L'impasse de l'amyloïde beta
Lorsque le Dr Alois Alzheimer a décrit la maladie pour la première fois, en 1906, il a noté la présence dans le cerveau de deux types de protéines : l'amyloïde beta et la protéine tau. «Au cours des 20 dernières années, les recherches se sont concentrées principalement sur l'amyloïde beta. On a ainsi découvert plusieurs biomarqueurs de cette protéine, explique Marc-André Bédard. Le problème, c'est que les sujets sains ont aussi de l’amyloïde beta dans le cerveau à partir de l'âge de 60-65 ans. Les biomarqueurs génèrent donc fréquemment des faux positifs.»

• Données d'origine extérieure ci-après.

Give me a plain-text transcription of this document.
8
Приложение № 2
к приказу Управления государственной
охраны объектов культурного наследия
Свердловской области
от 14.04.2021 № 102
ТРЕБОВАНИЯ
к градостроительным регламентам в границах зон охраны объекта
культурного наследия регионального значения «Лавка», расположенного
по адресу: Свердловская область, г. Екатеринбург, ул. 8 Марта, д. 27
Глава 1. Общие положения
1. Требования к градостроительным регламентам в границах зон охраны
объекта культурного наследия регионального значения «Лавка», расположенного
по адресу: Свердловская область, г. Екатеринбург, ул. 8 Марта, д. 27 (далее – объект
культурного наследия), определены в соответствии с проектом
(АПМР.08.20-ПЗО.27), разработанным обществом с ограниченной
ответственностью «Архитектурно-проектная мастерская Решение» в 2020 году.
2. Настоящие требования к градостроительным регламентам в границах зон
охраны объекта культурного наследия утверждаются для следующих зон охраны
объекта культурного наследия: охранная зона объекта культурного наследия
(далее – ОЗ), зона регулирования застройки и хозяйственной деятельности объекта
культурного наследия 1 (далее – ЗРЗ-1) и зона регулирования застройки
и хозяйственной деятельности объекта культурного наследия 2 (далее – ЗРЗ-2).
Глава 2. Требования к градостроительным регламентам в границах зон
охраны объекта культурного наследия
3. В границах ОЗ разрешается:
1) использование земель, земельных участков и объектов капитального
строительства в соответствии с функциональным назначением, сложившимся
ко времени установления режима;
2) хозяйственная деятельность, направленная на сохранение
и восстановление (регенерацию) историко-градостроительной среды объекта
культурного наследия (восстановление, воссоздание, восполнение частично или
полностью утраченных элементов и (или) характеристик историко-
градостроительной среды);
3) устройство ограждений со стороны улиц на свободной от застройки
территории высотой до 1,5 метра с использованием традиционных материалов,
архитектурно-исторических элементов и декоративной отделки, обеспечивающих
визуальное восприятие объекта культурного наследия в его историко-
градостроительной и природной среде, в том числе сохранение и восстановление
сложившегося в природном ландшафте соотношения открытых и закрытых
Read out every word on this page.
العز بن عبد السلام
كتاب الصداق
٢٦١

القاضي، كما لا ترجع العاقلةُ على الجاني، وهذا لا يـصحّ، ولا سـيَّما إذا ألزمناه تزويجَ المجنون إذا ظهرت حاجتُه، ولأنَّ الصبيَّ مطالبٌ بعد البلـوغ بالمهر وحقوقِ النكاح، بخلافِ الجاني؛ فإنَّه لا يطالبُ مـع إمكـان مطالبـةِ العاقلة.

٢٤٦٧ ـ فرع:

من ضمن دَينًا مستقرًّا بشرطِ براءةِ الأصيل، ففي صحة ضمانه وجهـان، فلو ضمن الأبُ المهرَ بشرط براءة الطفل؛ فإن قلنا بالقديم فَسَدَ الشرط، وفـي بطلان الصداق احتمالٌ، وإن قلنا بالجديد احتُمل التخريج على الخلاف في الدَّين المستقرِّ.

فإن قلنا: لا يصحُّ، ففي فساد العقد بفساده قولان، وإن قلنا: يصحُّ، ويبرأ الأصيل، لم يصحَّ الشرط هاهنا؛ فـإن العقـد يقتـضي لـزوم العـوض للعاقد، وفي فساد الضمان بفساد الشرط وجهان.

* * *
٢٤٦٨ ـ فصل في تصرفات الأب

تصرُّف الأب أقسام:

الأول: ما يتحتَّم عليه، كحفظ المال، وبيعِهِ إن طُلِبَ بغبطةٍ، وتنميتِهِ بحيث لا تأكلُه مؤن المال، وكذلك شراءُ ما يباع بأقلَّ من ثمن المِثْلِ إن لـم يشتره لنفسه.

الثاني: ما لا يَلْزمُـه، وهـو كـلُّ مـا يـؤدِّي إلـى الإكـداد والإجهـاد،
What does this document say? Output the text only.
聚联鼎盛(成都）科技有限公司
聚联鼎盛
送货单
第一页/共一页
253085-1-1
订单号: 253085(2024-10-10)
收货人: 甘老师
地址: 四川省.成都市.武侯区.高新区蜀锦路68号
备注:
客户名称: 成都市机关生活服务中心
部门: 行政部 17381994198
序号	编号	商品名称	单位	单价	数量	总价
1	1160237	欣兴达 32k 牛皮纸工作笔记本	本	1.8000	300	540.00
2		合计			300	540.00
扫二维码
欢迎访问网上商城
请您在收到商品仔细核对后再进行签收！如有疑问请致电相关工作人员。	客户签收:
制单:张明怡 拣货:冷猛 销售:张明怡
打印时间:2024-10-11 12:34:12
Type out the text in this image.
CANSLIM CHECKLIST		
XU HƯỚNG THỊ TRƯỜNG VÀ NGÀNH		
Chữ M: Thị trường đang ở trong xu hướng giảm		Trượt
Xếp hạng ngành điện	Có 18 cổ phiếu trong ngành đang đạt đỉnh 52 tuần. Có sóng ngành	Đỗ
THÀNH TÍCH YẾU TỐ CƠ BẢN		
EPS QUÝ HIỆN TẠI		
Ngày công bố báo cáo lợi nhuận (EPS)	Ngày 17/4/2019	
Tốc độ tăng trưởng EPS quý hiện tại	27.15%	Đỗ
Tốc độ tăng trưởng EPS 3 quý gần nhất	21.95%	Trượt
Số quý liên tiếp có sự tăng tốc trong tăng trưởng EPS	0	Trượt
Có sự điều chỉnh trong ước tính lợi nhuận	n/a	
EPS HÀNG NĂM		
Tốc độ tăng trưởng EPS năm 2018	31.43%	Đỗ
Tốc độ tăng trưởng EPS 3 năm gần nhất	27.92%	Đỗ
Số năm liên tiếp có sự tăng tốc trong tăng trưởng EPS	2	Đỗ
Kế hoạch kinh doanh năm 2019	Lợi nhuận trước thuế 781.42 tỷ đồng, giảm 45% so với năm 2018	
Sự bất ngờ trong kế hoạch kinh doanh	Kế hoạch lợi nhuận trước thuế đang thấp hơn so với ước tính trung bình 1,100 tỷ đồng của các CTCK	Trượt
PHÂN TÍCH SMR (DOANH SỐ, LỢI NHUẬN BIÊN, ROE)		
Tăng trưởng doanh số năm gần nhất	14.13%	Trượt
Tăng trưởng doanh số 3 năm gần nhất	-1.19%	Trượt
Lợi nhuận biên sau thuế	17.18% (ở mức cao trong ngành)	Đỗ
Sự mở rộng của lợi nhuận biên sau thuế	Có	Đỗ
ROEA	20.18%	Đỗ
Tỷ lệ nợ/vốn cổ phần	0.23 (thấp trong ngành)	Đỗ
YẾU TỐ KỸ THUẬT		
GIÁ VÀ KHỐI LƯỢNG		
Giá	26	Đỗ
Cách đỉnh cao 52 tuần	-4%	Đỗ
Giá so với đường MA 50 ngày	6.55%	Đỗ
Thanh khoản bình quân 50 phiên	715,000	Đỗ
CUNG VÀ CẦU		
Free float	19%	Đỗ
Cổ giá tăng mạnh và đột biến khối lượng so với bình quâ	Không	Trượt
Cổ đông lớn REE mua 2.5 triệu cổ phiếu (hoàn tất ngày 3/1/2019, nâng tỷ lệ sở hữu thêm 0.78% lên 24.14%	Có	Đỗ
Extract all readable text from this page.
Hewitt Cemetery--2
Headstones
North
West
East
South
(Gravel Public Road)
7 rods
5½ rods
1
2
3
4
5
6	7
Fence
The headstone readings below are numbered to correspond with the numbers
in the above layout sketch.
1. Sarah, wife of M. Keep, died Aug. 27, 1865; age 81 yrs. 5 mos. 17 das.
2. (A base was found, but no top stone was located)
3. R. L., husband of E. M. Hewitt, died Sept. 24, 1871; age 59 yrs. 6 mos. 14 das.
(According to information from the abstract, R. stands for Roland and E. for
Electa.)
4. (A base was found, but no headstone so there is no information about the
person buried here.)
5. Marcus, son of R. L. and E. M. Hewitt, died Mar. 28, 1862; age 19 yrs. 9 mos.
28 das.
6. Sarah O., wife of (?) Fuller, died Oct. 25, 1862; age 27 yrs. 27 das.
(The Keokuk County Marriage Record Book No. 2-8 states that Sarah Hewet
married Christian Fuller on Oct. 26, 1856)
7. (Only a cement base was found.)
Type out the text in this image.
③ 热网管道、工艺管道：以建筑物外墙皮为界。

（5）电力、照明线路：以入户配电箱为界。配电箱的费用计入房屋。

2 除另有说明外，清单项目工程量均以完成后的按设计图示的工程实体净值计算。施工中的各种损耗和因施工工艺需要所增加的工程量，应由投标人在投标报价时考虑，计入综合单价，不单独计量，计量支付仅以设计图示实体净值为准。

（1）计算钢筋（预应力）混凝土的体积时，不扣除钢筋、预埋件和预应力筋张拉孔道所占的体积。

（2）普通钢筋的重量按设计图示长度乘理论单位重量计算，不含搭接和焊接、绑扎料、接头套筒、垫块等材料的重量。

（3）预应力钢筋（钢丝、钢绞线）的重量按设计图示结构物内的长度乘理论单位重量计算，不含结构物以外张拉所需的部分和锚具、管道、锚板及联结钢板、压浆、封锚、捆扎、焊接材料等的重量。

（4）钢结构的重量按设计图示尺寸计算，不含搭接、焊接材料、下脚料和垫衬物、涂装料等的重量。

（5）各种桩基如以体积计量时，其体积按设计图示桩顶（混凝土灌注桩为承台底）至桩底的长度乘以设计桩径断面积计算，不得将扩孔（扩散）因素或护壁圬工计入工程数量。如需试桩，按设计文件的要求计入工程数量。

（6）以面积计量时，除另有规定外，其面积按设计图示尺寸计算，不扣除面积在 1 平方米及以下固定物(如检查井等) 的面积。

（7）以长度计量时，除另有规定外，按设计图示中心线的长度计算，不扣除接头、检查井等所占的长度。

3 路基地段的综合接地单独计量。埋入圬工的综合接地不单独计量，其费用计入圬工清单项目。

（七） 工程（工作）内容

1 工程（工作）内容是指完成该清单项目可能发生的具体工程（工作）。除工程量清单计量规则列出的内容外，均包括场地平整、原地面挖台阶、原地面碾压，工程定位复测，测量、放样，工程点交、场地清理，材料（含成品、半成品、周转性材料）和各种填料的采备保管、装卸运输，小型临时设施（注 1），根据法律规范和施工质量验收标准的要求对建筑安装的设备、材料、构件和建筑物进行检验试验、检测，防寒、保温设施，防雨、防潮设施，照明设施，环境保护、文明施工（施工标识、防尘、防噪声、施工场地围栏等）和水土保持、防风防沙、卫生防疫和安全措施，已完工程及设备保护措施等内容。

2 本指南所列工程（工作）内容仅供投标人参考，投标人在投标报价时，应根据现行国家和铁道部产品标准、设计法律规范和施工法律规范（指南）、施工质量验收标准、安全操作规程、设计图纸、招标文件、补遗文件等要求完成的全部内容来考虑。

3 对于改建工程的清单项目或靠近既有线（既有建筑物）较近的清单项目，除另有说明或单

«Comment tester efficacement des traitements si on n'est pas en mesure de diagnostiquer la maladie avec précision?»
Marc-André Bédard
Professeur au Département de psychologie
L'autre problème avec l'amyloïde beta, c'est qu'elle est liée à un effet plafond. «Même si vous êtes subtilement atteint par la maladie d'Alzheimer, nous retrouverons une très grande quantité d'amyloïde beta dans votre cerveau. Cela implique qu'un traitement ne pourrait pas être correctement testé avec un biomarqueur de cette protéine, car l'effet plafond empêcherait de détecter s'il y a détérioration ou amélioration de votre condition.»